Wine, siezed by state officals, remains locked in a Lansing evidence room. A Prohibition-era law stops the purchase and shipment of wine across the Michigan border unless it complies with a host of state regulations.
Privatization is about taking assets and services that were once a part of government's domain and moving them-in part or whole-into the private sector.
There are many ways to privatize. For instance, the state government may choose to sell one of its parks to private developers to own and manage as they please. Or the state could contract with a private company to manage the park's operation.
Other privatization efforts simply devolve the decision-making process from government officials to people in the private sector. School choice is a good example. Instead of assigning students to schools geographically closest to their homes, vouchers or tax credits let parents decide which school is best for their children.
Eliminating bad laws is another way to devolve decision-making authority to citizens. Take interstate alcohol sales, for example. It's been nearly seven decades since the failed war against alcohol during America's Prohibition period (1920-33) came to an end. But 29 states including Michigan still prosecute a kind of mini-Prohibition of their own: They forbid consumers from buying alcoholic beverages from other states unless the products are shipped through a state-licensed liquor authority.
The Michigan law is a relic from 1934, when states took over the regulation of alcohol sales after Prohibition was repealed. The thought then was that states that want to discourage drinking should have the power to determine the sources of legal beer, wine, and spirits. Whether that made sense then or not, the law today does little more than bestow a monopoly privilege on domestic sellers, raise prices, and limit choices for Michigan consumers.
Imagine if the state passed a law declaring that citizens of Michigan could not buy cherries from producers in any of the other 49 states. Does anyone really believe that it would benefit anyone other than Michigan cherry producers, assuming it could be enforced and that people would pay any attention to it?
Undoubtedly, people who ignore the law transport lots of illegal alcohol from other states into Michigan. Short of searching every car and truck at the borders, the state can't possibly expect to stop the flow. The primary effect of the law is probably to restrict sales over the Internet. If you've ever attempted to purchase wine from one of hundreds of web sites of wineries in other states, you discovered that all but a handful send back a reply, "Sorry, Michigan is not a ship-to state. We can't sell to you." The few exceptions are those that agree to comply with state regulations that do nothing more than jack up the price by about 25 percent.
Of course, Michigan wineries that have web pages can and do sell wine legally over the Internet to Michigan residents.
Defenders of these protectionist laws argue that opening up the market to Internet sales would make it easier for underage minors to get alcohol. James Rodney of Birmingham has a common-sense answer to that: "I really think a minor who wanted a bottle of good wine would find someone to buy it for him instead of using a credit card over the Internet and waiting for delivery at his parents' residence or even a college post office box." Like thousands of Michigan citizens who don't abuse alcohol and would simply like to get an occasional bottle from a favorite out-of-state winery, he wonders what makes the state think its law does any good.

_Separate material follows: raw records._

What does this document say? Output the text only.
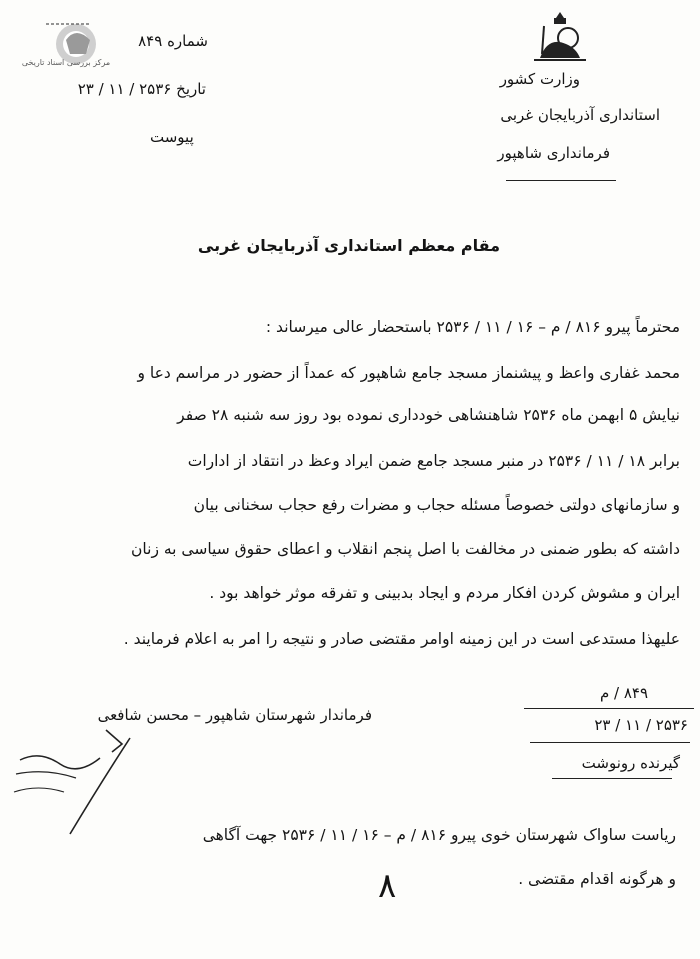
مرکز بررسی اسناد تاریخی
وزارت کشور
استانداری آذربایجان غربی
فرمانداری شاهپور
شماره ۸۴۹
تاریخ ۲۵۳۶ / ۱۱ / ۲۳
پیوست
مقام معظم استانداری آذربایجان غربی
محترماً پیرو ۸۱۶ / م – ۱۶ / ۱۱ / ۲۵۳۶ باستحضار عالی میرساند :
محمد غفاری واعظ و پیشنماز مسجد جامع شاهپور که عمداً از حضور در مراسم دعا و
نیایش ۵ ابهمن ماه ۲۵۳۶ شاهنشاهی خودداری نموده بود روز سه شنبه ۲۸ صفر
برابر ۱۸ / ۱۱ / ۲۵۳۶ در منبر مسجد جامع ضمن ایراد وعظ در انتقاد از ادارات
و سازمانهای دولتی خصوصاً مسئله حجاب و مضرات رفع حجاب سخنانی بیان
داشته که بطور ضمنی در مخالفت با اصل پنجم انقلاب و اعطای حقوق سیاسی به زنان
ایران و مشوش کردن افکار مردم و ایجاد بدبینی و تفرقه موثر خواهد بود .
علیهذا مستدعی است در این زمینه اوامر مقتضی صادر و نتیجه را امر به اعلام فرمایند .
فرماندار شهرستان شاهپور – محسن شافعی
۸۴۹ / م
۲۵۳۶ / ۱۱ / ۲۳
گیرنده رونوشت
ریاست ساواک شهرستان خوی پیرو ۸۱۶ / م – ۱۶ / ۱۱ / ۲۵۳۶ جهت آگاهی
و هرگونه اقدام مقتضی .
۸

Nonetheless, the Michigan Liquor Control Commission does make an enforcement effort. In a state of nearly 10 million residents, the commission seized more than a hundred packages of illegally shipped beer, wine and liquor in the first 11 months of last year. And it's been fighting a lawsuit filed by Michigan residents who claim the law is unfair and violates the interstate commerce clause of the U. S. Constitution.
No matter what happens in Michigan courts, the state's ban on interstate shipment of alcohol may run afoul of events elsewhere. The Institute for Justice, a Washington, D.C.-based legal advocacy group with a track record of getting special interest legislation thrown off the books, is litigating a challenge to a similar state law in New York. In refusing to dismiss the case last September, a U. S. District Court judge noted that the repeal of Prohibition in 1933 was not intended "to empower states to favor local liquor industries by erecting barriers" to competition. If the case goes all the way to the U. S. Supreme Court, the states may be hard-pressed to defend discriminatory treatment of each other's products in interstate commerce.
Michigan legislators don't need to wait for the courts to work this out. They should recognize the futility of this throwback to Prohibition and strike a blow for choice and competition-by repealing the 1934 law and once again allowing private citizens to make their own decisions.
Lawrence Reed is president of the Mackinac Center for Public Policy.